Creating A Tri Fold Brochure Using Text Boxes For Layout
There’s another sneaky little trick we’re going to use to help with our styling. If you look at a lot of tri fold brochures, you might wonder how the designers handled all the complex positioning of images. The smart designers use just one background image that incorporates all the visual elements and place the text on top of that. For example, look at the first page of one of the freely available templates from Microsoft:
That’s an impressive design and you’d be forgiven for thinking that each of the 3 columns has its own set of images. In fact, there is just one background image covering the entire page and text boxes control the layout and position of the text in those 3 columns.
If we’re going to use this technique we’re going to need to create a suitable image in an image editor like Adobe Photoshop, Fireworks or Illustrator. Alternatively, you could ask someone nicely to do it for you
For the purposes of our tri fold brochure tutorial, here is a downloadable image that you can use.
Click on it to see the full size image and then right click and save it to your hard drive if you want to play along at home.
Using A Background Image For Your Word Document
First of all, let’s change our document to be in landscape orientation by clicking to the Page Layout tab > Page Setup group > Orientation > Landscape. The extra width we now have will give us enough room to fold the page twice to give 3 pages.
You have several options open to you when specifying a background image for your document, but some are better than others. You can insert the picture into your document, but this can be messy as you have to then tweak the positioning and placement in relation to other elements on the page. You can set a watermark but that fades out the image, even if you uncheck the washout option. We want our background image to be crisp and clear.
The best option is to specify a picture for our background like this: go to the Page Layout tab and in the Page Background group click Page Color. Select Fill Effects.
…and then go to the Picture tab. You’re getting warmer. Now click the Select Picture button, locate your background image on your hard drive and click Insert.
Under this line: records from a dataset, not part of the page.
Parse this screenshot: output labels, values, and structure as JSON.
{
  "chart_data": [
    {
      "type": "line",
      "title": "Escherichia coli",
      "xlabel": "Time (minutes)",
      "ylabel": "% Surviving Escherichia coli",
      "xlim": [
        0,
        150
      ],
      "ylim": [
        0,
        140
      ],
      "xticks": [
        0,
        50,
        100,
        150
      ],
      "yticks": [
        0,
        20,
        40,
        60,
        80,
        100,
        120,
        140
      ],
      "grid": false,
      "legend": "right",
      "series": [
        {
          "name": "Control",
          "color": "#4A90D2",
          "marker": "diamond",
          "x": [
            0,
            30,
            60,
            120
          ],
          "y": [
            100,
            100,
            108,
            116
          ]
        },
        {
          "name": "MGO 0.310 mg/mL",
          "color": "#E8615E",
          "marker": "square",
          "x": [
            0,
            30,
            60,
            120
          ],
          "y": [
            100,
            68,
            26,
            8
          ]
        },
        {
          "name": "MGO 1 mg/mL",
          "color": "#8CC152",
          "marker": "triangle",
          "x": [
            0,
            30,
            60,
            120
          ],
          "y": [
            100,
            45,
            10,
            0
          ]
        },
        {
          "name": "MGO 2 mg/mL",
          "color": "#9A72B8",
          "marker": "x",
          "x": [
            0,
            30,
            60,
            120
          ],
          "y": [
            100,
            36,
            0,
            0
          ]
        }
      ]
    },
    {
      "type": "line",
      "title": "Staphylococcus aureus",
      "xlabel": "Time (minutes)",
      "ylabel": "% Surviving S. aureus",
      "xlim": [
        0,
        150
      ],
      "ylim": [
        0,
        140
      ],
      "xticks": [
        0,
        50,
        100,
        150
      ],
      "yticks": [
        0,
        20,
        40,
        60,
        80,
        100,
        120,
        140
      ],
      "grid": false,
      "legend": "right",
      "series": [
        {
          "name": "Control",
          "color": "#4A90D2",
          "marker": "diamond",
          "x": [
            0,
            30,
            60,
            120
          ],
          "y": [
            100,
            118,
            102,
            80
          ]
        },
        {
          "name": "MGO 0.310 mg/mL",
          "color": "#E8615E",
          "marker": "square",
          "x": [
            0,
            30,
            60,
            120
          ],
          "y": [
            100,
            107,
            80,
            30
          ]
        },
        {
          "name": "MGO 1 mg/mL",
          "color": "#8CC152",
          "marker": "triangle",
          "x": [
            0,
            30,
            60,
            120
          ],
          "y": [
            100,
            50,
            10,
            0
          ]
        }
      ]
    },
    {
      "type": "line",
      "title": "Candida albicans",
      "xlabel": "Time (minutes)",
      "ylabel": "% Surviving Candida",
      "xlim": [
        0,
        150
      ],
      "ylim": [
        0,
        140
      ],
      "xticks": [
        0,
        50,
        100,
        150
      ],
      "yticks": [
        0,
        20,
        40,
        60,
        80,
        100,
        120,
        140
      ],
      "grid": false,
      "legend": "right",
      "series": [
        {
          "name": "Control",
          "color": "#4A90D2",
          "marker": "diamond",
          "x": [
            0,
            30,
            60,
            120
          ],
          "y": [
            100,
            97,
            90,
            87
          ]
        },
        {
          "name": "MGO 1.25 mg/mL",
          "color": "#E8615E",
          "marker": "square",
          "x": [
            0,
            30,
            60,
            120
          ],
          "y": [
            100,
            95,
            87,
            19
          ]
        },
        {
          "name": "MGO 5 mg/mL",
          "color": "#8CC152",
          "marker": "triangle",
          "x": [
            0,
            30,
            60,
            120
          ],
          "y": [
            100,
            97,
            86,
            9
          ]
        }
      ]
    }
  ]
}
Voila!
When you click OK, the image is added to the background. It looks pretty good.
That’s the background sorted out and it gives us a guide for placing our text boxes. We’re going to add a heading text box at the top of each section and then we’re going to add a content box a bit lower down. You won’t find heading and content text boxes in Word: they are just plain text boxes that we will use for headings and content.
To add a heading text box, go to the Insert tab > Text group > Text Box > Simple Text Box. When the text box appears in your document, type in a title and resize the box to fit the text using the drag handles. Move the text box over to the left so that it’s in place as the heading for the first column.
Do the same for the content text box. I used a larger font size and a different text colour for my heading.
You might have something like the following image in the first column now. Repeat this process for the other two columns and you are done.